For individuals and families seeking recovery: The period after residential treatment is a risky period for return to use. However, people who utilize empirically-supported services like outpatient therapy, mutual-help, and FDA-approved medications tend to have better outcomes. If you or a loved one is returning from residential care, engaging in outpatient therapy or AA/NA may buffer against the risk of return to use in the first month as these tend to bolster and boost relapse prevention coping skills and keep cognitive vigilance at a high level.

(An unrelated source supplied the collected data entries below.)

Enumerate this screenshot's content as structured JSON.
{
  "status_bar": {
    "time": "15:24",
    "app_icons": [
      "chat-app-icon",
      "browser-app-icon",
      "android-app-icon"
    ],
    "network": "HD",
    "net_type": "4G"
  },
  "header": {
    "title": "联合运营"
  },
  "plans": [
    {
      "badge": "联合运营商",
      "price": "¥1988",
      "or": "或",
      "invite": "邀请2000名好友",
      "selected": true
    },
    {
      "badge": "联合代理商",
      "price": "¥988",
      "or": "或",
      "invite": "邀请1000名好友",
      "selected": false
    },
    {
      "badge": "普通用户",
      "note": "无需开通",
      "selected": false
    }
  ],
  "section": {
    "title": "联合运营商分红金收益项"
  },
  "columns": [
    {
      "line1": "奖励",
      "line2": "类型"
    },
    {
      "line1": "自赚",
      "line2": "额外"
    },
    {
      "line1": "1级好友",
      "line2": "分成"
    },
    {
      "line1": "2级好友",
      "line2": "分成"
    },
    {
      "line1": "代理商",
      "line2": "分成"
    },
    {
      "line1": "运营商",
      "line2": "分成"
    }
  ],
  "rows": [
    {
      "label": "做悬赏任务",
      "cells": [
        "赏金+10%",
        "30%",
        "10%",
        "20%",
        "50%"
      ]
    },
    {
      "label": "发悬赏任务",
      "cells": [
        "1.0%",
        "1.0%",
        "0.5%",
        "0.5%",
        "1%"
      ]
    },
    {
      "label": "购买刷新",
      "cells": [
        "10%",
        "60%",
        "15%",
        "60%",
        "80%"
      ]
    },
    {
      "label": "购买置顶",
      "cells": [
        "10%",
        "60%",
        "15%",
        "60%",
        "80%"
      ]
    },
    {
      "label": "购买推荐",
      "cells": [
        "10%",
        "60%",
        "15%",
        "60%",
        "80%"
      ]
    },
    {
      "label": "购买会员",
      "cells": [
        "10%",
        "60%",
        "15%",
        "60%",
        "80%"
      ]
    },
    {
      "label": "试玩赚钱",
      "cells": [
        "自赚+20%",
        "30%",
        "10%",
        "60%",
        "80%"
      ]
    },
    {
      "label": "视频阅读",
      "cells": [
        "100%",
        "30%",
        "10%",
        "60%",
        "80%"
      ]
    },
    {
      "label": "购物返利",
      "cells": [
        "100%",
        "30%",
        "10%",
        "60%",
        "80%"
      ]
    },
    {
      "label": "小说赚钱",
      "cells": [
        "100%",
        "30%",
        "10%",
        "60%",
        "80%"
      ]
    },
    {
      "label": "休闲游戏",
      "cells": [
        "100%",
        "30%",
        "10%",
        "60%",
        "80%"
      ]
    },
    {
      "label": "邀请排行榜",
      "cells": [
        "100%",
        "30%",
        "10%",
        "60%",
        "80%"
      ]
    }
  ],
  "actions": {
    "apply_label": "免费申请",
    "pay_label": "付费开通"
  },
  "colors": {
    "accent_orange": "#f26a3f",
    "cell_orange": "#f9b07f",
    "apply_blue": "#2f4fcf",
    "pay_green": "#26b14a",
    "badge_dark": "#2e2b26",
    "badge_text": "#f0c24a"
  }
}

For treatment professionals and treatment systems: Residential programs that facilitate or provide assistance with helping patients find and connect with continuing care are likely to have better outcomes post-discharge compared to those that do not help with continuing care. If you are a treating provider for an individual who is returning from residential treatment, your patient may benefit from professional and community-based continuing care, including outpatient therapy, AA/NA attendance and FDA-approved medications.
For scientists: In addition to identifying risk factors for return to use in early recovery, it may also be useful to identify factors that are associated with utilizing continuing care (i.e., facilitators and barriers to continuing care attendance). Examining the mechanisms underlying benefits of continuing care may also provide guidance for incrementally improving existing systems of care.
For policy makers: Policies that improve access to care, or that help facilitate ease of transition in the continuity of care from residential to non-residential community-based approaches, will likely provide returns on investment through improved treatment outcomes during critically risky periods following residential care.